Inishowen Engineering's owner and managing director Michael McKinney explained, "Underlying this latest round of investment is our diversification from concentrating mainly on the agricultural, quarrying and mining sectors to supplying firms manufacturing materials handling and transportation equipment, including forklifts and multi-purpose tractors.
"Inishowen Engineering's latest €30 million investment allows us to leverage the advantages of high precision combined with competitive pricing and is a clear statement of our intention to become one of the foremost one-stop-shop fabricators in Europe."
The investment centres on a 160,000 sq ft factory extension on Inishowen Engineering's seven-acre site in Drumfries. As part of the expansion programme, which started in April 2017, an extra €19 million has been spent on new machine tools, a pair of robotic welding stations, and new finishing equipment including shot blasting booths, wet and powder painting lines and a nano pretreatment and electrophoretic coating facility.
In addition to the replacement of a CNC tube bender and a plasma cutting machine with more modern plant and the purchase of another large machining centre, other new machines on site include a 12 metre by 2 metre capacity, 6 kW, flat-bed fibre laser cutting centre that arrived in 2018. It joined two 4 metre by 2 metre capacity models of similar power installed in 2015 and 2017. All are BySprint Fiber Laser machines manufactured by Bystronic in Switzerland and supplied by Bystronic UK, Coventry.

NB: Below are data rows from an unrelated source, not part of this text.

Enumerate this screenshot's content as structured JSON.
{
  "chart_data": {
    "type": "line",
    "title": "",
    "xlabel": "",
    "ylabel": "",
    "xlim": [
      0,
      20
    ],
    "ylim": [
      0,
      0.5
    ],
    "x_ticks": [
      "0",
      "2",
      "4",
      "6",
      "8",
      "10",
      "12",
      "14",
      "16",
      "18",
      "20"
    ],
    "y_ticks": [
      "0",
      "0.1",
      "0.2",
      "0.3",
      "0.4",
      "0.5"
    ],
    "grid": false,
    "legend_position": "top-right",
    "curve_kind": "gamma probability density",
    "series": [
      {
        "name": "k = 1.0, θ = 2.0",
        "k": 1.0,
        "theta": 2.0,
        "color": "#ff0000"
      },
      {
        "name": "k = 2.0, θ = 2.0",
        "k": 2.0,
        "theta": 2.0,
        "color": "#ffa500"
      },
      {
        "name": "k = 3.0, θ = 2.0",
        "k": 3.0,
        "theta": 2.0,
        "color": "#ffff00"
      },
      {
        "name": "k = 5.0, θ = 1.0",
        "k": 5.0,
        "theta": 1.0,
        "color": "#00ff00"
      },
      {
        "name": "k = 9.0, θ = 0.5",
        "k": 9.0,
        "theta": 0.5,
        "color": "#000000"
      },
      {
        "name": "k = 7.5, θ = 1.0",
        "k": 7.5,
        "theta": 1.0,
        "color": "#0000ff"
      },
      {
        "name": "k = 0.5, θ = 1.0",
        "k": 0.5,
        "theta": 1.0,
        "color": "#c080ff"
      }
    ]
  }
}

On site also from the same source are seven press brakes as well as a machine for CO2 laser cutting tube up to 305 mm diameter by 12,500 mm long. Additionally, during the spring of 2019 Bystronic supplied and installed an automated sheet storage and handling system that continually loads and unloads material to and from the three flat‐bed lasers, reducing the manning requirements on these machines whilst also improving productivity.

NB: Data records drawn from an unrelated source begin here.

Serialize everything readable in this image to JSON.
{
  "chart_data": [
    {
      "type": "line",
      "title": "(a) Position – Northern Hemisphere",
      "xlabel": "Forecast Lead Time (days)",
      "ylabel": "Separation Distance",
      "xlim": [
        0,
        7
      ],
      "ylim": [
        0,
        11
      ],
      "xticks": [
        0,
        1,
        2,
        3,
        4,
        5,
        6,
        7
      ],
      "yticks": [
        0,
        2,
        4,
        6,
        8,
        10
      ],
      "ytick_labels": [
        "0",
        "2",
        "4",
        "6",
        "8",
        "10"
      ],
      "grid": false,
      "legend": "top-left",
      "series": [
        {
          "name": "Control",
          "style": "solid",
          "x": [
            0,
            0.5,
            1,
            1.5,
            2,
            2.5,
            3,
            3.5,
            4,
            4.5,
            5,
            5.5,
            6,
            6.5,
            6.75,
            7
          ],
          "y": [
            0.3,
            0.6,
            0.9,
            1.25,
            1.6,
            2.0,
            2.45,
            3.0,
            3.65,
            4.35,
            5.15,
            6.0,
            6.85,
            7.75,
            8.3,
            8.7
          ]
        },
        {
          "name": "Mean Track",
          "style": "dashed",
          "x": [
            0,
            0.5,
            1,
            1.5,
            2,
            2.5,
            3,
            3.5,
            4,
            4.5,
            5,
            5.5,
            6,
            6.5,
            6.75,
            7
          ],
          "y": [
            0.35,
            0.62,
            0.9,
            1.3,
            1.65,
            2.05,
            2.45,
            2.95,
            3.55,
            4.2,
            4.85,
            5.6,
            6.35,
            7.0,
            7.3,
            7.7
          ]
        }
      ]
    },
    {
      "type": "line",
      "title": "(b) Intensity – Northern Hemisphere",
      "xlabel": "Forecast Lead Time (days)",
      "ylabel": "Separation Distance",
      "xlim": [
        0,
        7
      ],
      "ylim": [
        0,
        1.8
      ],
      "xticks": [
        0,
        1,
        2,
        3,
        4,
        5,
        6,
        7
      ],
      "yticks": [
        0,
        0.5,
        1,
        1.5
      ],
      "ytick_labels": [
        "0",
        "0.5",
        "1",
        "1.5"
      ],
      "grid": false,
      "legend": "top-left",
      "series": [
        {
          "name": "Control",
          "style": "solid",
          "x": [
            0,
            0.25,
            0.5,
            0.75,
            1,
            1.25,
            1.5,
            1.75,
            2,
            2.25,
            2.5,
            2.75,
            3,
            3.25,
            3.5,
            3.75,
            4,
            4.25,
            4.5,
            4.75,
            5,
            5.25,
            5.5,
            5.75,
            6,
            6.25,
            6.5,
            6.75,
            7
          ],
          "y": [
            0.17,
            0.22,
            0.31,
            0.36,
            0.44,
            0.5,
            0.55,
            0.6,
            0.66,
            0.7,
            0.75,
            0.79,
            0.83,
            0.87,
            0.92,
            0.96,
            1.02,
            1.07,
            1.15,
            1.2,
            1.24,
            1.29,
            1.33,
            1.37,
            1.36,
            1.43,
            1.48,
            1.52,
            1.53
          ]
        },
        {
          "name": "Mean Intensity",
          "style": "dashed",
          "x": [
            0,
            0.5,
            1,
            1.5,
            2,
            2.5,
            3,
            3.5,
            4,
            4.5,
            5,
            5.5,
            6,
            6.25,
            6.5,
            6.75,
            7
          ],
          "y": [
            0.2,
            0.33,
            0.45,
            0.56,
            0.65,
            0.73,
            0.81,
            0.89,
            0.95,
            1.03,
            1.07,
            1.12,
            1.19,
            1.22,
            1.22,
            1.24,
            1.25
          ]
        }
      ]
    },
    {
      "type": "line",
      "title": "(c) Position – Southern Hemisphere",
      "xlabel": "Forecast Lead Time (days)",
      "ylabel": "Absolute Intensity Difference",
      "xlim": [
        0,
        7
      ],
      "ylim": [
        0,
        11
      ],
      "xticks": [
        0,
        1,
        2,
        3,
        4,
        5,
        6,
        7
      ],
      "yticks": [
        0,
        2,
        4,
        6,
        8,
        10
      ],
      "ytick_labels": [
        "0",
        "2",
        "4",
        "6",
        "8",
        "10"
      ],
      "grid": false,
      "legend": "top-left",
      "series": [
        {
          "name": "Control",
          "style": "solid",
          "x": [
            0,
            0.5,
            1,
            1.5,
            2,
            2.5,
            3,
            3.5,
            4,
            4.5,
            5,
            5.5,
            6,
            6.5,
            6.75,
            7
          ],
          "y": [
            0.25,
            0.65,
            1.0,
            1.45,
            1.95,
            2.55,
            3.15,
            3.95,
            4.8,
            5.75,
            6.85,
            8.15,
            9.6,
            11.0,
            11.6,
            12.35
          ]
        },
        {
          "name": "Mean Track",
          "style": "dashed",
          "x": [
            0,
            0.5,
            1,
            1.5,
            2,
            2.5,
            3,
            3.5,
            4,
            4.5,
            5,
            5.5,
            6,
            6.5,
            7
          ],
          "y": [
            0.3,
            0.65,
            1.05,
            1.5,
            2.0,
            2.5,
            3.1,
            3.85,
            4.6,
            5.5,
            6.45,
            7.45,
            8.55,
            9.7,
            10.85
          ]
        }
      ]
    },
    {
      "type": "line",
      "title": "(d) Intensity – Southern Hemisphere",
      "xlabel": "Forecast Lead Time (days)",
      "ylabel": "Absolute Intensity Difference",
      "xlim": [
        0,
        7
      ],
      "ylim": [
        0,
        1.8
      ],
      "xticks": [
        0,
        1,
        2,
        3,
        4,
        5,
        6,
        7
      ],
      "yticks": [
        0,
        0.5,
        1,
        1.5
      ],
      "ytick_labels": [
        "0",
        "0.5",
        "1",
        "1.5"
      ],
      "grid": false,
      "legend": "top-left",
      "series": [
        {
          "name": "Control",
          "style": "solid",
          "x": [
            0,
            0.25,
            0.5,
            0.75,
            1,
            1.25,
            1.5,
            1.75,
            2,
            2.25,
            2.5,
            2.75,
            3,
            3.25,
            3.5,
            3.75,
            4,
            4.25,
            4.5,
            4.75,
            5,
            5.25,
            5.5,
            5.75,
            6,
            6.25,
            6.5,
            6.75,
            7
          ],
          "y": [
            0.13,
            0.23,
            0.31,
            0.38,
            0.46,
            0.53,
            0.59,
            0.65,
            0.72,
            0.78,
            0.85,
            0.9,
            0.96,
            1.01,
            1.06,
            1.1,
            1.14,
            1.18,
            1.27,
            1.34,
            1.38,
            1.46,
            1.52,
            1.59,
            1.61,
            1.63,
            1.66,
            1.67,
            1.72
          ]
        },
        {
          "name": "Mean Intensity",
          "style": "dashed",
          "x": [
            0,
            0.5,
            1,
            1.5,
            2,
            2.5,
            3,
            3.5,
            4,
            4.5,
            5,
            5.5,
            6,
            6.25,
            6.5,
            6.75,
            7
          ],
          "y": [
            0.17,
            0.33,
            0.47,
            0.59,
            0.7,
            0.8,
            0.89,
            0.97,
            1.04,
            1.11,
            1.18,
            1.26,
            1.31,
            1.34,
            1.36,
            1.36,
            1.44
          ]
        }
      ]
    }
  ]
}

Mr McKinney said: "In all of the industries we serve, component parts and assemblies we are asked to produce are becoming larger so that customers can minimise welding when manufacturing their products, hence the need for machines capable of processing 12 metre long sheet and tube."
In the case of the tube laser cutting machine in particular, which was delivered in the second quarter of 2019, he added that this new offering to customers sets the company apart from most subcontractors in Ireland and also in the UK, broadening its capability considerably and preventing work from being lost to competitors with CNC tube processing capacity.
The tube laser can complete in five minutes what might take four hours of manual milling and drilling on different metalcutting machine tools. Moreover, some components cannot be produced at all by conventional means, so OEMs' design departments now have greater design freedom, knowing that more complex parts can be produced and at an economical price.
Mr McKinney concluded: "Smaller firms may struggle to finance the acquisition top-end machines, but only by doing so is it possible to obtain high quality coupled with competitive cost-per-part production.
"Especially when producing assemblies, which accounts for two-thirds of our throughput, accuracy in all areas of machining is essential to avoid time-consuming fit-up difficulties and the same applies in our customers' factories.